Today, their system is Part 11 compliant for system security. The documentation team goes through all the same hoops when testing and preparing for audits that the rest of the company goes through.  It's fair to say that their documentation is being held to a software standard. Medtronic can prove that information coming out of their dynamic information development system:

  • has a documented, approved, assigned, scope
  • has defined requirements
  • cannot exceed the scope
  • has traceability and validation to the defined requirements
  • documents produced by the system are held to standard of class 3 device

Although their main driver was quality, they've proven that they got that and more. In fact, because they left traditional publishing tools like Word and FrameMaker, they got all of the big three benefits in one package: increased quality, reduced cycle time, and reduced cost. As far as I know, there's no one like them in all of Medtech.

The Time to Market Driver

Cycle time is critical unless you want to miss market ship dates.

Greg told me a story about a time when there was $300 M in new product on shipping doc waiting on the FDA approval of the documentation. They took a chance and preprinted the documentation—at risk—and they were standing by, ready to stuff the boxes and move the product across the line, so they could take the inventory in the quarter. Everything was waiting on the call from FDA.

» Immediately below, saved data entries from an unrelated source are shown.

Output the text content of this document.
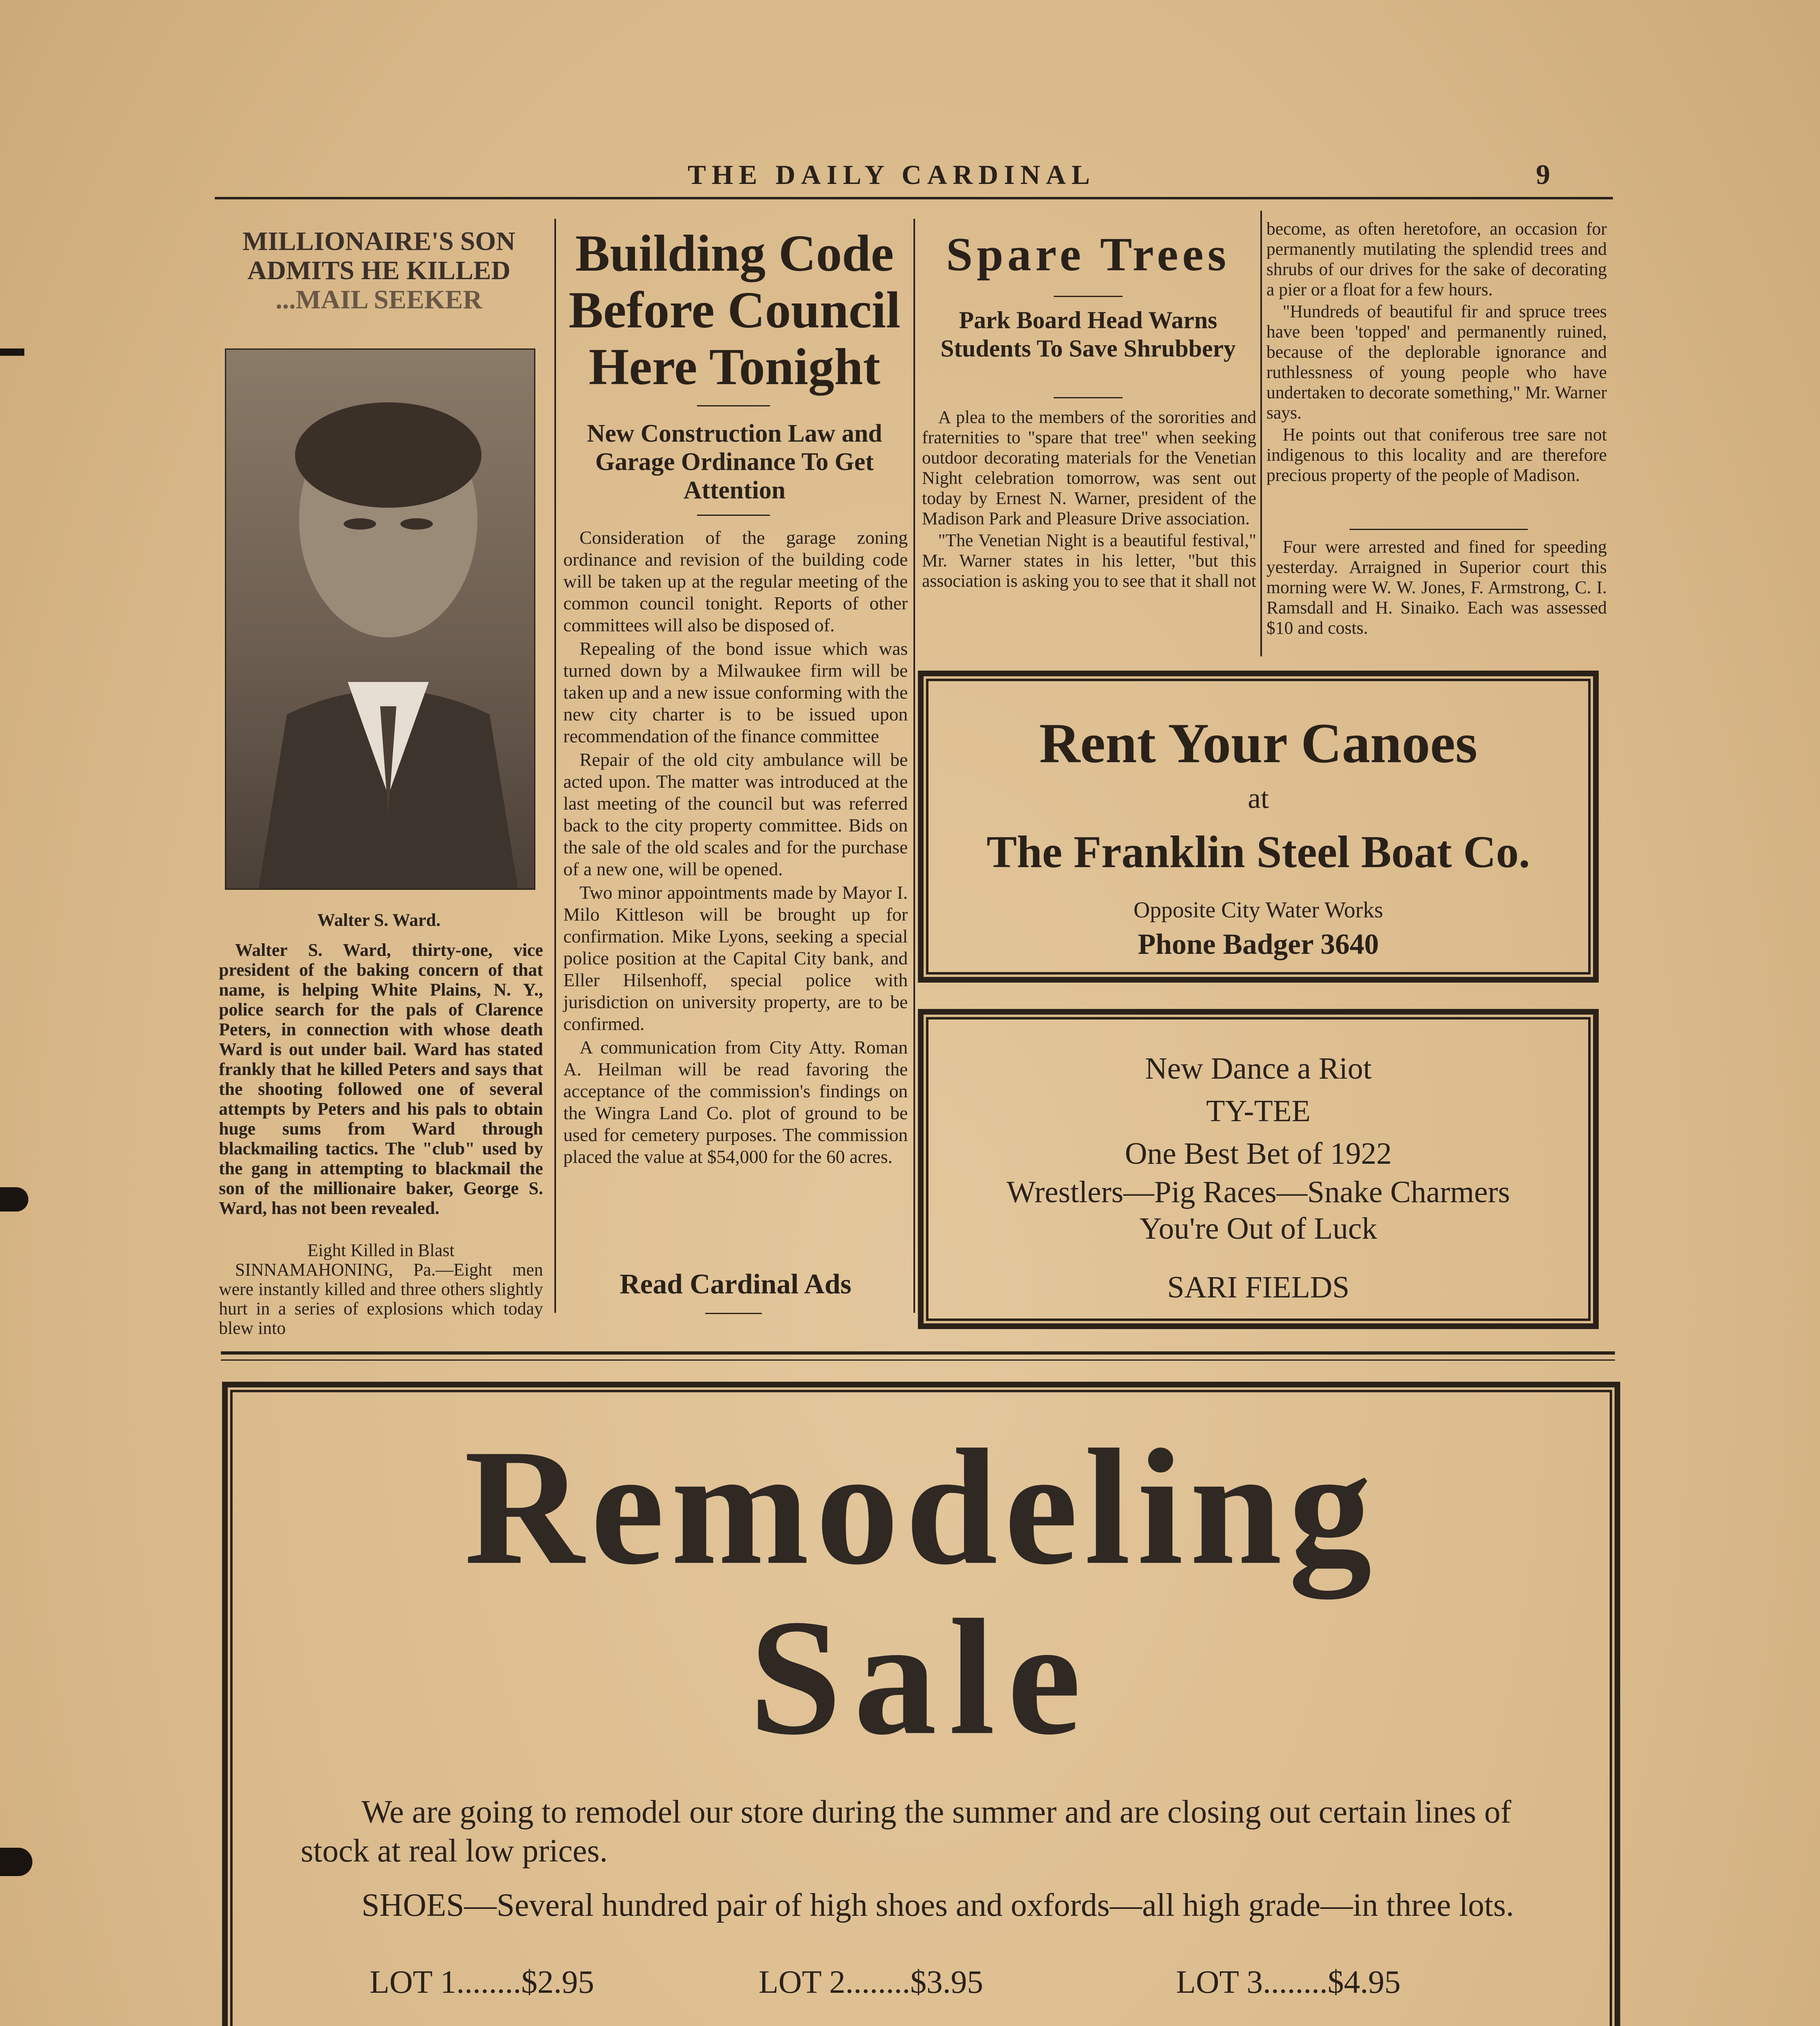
THE DAILY CARDINAL	9
MILLIONAIRE'S SON
ADMITS HE KILLED
...MAIL SEEKER
Walter S. Ward.

Walter S. Ward, thirty-one, vice president of the baking concern of that name, is helping White Plains, N. Y., police search for the pals of Clarence Peters, in connection with whose death Ward is out under bail. Ward has stated frankly that he killed Peters and says that the shooting followed one of several attempts by Peters and his pals to obtain huge sums from Ward through blackmailing tactics. The "club" used by the gang in attempting to blackmail the son of the millionaire baker, George S. Ward, has not been revealed.

Eight Killed in Blast

SINNAMAHONING, Pa.—Eight men were instantly killed and three others slightly hurt in a series of explosions which today blew into

Building Code
Before Council
Here Tonight
New Construction Law and Garage Ordinance To Get Attention

Consideration of the garage zoning ordinance and revision of the building code will be taken up at the regular meeting of the common council tonight. Reports of other committees will also be disposed of.

Repealing of the bond issue which was turned down by a Milwaukee firm will be taken up and a new issue conforming with the new city charter is to be issued upon recommendation of the finance committee

Repair of the old city ambulance will be acted upon. The matter was introduced at the last meeting of the council but was referred back to the city property committee. Bids on the sale of the old scales and for the purchase of a new one, will be opened.

Two minor appointments made by Mayor I. Milo Kittleson will be brought up for confirmation. Mike Lyons, seeking a special police position at the Capital City bank, and Eller Hilsenhoff, special police with jurisdiction on university property, are to be confirmed.

A communication from City Atty. Roman A. Heilman will be read favoring the acceptance of the commission's findings on the Wingra Land Co. plot of ground to be used for cemetery purposes. The commission placed the value at $54,000 for the 60 acres.

Read Cardinal Ads
Spare Trees
Park Board Head Warns Students To Save Shrubbery

A plea to the members of the sororities and fraternities to "spare that tree" when seeking outdoor decorating materials for the Venetian Night celebration tomorrow, was sent out today by Ernest N. Warner, president of the Madison Park and Pleasure Drive association.

"The Venetian Night is a beautiful festival," Mr. Warner states in his letter, "but this association is asking you to see that it shall not

become, as often heretofore, an occasion for permanently mutilating the splendid trees and shrubs of our drives for the sake of decorating a pier or a float for a few hours.

"Hundreds of beautiful fir and spruce trees have been 'topped' and permanently ruined, because of the deplorable ignorance and ruthlessness of young people who have undertaken to decorate something," Mr. Warner says.

He points out that coniferous tree sare not indigenous to this locality and are therefore precious property of the people of Madison.

Four were arrested and fined for speeding yesterday. Arraigned in Superior court this morning were W. W. Jones, F. Armstrong, C. I. Ramsdall and H. Sinaiko. Each was assessed $10 and costs.

Rent Your Canoes
at
The Franklin Steel Boat Co.
Opposite City Water Works
Phone Badger 3640
New Dance a Riot
TY-TEE
One Best Bet of 1922
Wrestlers—Pig Races—Snake Charmers
You're Out of Luck
SARI FIELDS
Remodeling
Sale
We are going to remodel our store during the summer and are closing out certain lines of stock at real low prices.
SHOES—Several hundred pair of high shoes and oxfords—all high grade—in three lots.
LOT 1........$2.95	LOT 2........$3.95	LOT 3........$4.95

He tells me that docs are always the last thing approved and that The FDA can require any change (the moving of a comma, for example) before giving the approval required to ship. Documentation can make or break a quarter.

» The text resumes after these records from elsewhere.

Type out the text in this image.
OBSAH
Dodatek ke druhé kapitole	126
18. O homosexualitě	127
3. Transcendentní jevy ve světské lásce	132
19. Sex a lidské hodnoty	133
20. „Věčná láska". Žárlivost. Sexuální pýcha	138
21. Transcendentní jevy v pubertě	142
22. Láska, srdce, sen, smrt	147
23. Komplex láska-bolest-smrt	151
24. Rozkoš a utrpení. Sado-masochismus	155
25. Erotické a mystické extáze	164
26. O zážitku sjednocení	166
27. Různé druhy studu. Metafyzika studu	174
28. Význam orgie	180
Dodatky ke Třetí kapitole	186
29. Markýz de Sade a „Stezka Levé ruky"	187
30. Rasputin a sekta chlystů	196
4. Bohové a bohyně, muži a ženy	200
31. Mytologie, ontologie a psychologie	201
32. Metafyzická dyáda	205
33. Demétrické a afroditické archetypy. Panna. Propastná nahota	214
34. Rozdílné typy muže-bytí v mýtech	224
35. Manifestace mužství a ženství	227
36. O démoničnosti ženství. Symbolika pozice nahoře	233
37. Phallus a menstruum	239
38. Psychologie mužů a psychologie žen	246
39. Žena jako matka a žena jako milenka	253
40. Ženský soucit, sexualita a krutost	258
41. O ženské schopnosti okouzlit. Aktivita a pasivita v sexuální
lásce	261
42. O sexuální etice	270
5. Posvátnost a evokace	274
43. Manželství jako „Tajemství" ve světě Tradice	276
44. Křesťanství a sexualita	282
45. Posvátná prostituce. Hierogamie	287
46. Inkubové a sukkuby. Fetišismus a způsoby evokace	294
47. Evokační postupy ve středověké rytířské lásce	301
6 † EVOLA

When you add translation to the mix, it's not uncommon for a translation center to tell you that they need the content before the specs are written in order to make the target market release dates they've been given.  These are frantic publishing schedules with $100s of millions of dollars at stake.

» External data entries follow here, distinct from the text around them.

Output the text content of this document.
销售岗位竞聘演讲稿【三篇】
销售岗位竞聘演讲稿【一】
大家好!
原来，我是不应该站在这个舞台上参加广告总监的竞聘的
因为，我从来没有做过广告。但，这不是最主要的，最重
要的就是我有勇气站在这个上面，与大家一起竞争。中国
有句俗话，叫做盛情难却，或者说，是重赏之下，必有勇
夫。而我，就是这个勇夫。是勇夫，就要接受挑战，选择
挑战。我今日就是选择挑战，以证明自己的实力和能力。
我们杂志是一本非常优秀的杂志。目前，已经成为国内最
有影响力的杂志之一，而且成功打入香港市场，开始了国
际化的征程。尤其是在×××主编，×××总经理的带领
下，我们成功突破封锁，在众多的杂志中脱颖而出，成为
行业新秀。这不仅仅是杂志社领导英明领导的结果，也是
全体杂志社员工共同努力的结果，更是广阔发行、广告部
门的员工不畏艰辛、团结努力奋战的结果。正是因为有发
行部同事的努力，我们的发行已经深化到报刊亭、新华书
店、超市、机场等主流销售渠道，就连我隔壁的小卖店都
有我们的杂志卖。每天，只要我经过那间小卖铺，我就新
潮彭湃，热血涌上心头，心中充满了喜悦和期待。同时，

At Medtronic, because they've validated the content and can trace every change ever made, they've achieved 90% content reuse. They can assemble existing content, in english and other languages, reducing the risk factor to new content and changed content. They've drastically reduced cycle time in order to pull document release time in closer to product release time in their home market and in the international ones.

The Cost Savings Factor

Even after proving to management that he would increase quality, address the audit issue, and reduce cycle time, management said, 'yeah, but how much money can you save me in this project.'

So he told them about the benefits of reuse, automating composition, and source control.

Greg and one of the MBAs at Medtronic did formal business case model together to show how much money would be saved. The results they predicted were unbelievable. They were too stellar.  So they put in two lines:

  1. the numbers they believed in were labeled "optimistic" and
  2. numbers they made up and labeled "conservative"

The 2nd line were numbers they thought that management would believe. For example, although they believed the could get 90% reuse, they scaled it down to 50%.

And, for the record, they did reach 90% reuse. They reached every single one of the "optimistic" goals. In 2005, they had exceeded optimistic line and met or exceeded all other commitments. Greg's team received the Star of Excellence for their business unit as well as the Medtronic Star of Excellence. A executive told Greg that they got a higher ROI than if they had put the money into another product and that his project was the "most successful project ever seen at Medtronic".

All thanks to a dynamic information delivery system that solved the audit problem, the cycle time problem, and saved money.

And it all started when Arbortext took them to see what Caterpillar had done (starting 10 years earlier still). Greg said when they came away, he didn't know whether they were more exhilarated or exausted at the proposition and how far they had to go.

Now they're the inspiration for others.

Greg says, "You don't want to do how/what we did. It's 10 yrs later. But I want to encourage you. There are vast savings and vast reductions in cycle time and vast improvements to do in this field, if you do it smart, build your vision, and go be passionate about it."